Until the plan is approved, says Councillor Neil Hatton, Cornwall Council member for Constantine, Budock and Mawnan, near Falmouth, it is “open season” for developers.

“The NPPF is there to support sustainable development,” he says.

“It has certainly encouraged a lot more people to put in applications and challenge the system through the appeals inspectorate – people are testing it out.

“A lot more appeals have been based on the sustainable argument because of the lack of the local plan – it is more difficult to refuse these.

“Cornwall’s weakness is the local plan [or lack of it].

“It has not been put to the Government for approval and, while it carries a little weight, it doesn’t carry a huge amount at the moment.

“It is open season for developers at the moment without the policies in place under the local plan.”

On Tuesday of last week Mr Hatton attended an appeal against Cornwall Council’s refusal of planning permission for 153 houses on Bickland Water Road. CSA was the planning consultant on the project. After a hearing in Truro and a site visit, the planning inspector’s decision is likely to be made next month.

Planning consultant Stephen Payne says the NPPF was designed to encourage “more positive decision-making” regarding rural and urban growth – to grant more planning applications – particularly with regard to housing.

“We didn’t find that quite to the extent that we expected,” he says.

“There was a change of attitude initially. But gradually they have fallen back into their old ways.

“We are seeing worse and worse decisions as we are going along.

“And it was disappointing that when we got to appeal they didn’t follow the Government’s lead.

“We would expect the planning inspectorate to toe the Government line.

“There are a lot of developments that should have been built that have not been.”

For Councillor Nolan, the whole system is flawed.

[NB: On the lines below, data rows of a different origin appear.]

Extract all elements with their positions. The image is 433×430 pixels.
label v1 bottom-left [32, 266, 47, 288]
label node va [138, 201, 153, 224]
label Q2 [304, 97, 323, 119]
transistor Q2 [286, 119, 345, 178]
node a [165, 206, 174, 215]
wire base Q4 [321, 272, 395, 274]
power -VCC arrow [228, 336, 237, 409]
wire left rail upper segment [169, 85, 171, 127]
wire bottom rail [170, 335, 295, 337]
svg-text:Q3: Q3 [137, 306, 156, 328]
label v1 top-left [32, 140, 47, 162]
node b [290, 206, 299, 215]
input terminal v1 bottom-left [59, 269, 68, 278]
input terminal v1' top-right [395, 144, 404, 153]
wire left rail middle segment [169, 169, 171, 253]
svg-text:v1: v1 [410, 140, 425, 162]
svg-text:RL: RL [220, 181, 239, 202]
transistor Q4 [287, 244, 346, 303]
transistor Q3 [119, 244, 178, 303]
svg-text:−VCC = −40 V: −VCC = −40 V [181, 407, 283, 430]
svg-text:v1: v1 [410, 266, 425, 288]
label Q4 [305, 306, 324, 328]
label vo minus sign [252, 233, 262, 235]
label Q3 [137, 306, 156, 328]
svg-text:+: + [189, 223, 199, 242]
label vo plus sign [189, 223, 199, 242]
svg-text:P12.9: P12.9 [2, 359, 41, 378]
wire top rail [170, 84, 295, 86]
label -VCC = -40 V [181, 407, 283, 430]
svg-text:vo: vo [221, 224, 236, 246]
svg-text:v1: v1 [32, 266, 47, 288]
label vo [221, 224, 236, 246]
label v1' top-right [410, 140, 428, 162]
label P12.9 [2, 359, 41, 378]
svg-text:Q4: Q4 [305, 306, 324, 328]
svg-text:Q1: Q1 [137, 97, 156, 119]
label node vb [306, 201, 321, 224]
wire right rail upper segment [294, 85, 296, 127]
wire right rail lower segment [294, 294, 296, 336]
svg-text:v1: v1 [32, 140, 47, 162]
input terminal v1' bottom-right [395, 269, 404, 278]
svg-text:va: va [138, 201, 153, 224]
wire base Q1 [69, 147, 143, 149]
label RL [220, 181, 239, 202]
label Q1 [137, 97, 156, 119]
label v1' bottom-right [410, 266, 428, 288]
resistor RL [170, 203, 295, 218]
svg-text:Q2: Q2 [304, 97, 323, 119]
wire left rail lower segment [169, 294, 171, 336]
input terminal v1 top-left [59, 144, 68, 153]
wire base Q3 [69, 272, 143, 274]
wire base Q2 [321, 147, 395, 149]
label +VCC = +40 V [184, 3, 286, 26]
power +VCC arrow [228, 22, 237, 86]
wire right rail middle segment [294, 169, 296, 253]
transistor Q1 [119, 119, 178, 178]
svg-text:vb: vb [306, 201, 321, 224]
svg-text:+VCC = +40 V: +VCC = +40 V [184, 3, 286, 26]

“I’m not sure that the appeal system does work well,” he says.

“Cornwall has a unique character and a delicate infrastructure – we cannot keep up with unlimited development, and an inspector who might be based in Swindon may apply judgements that work for Swindon, but not for St Ives.

“Essentially, inspectors are too remote, and not accountable for their decisions.”

Last month the council approved budget cuts of £196 million over the next four years. This, he says, only adds to the problem.

“Budget cutbacks are already causing problems,” he adds.

“Officers have a heavy caseload, and ironically it’s the developers that are complaining that it’s taking too long to process applications.”

He says that Mr Dodge’s comments would “ring hollow” with residents of Launceston, Gwinear, Goonhavern, Truro, Probus and many other communities who have fought, or are fighting what he calls “inappropriate developments driven by developers’ needs, rather than sensible planned growth”.

Neither Phil Mason, the council’s head of service for planning, housing and regeneration, nor Councillor Edwina Hannaford, Cabinet member for environment, heritage and planning, were available for comment.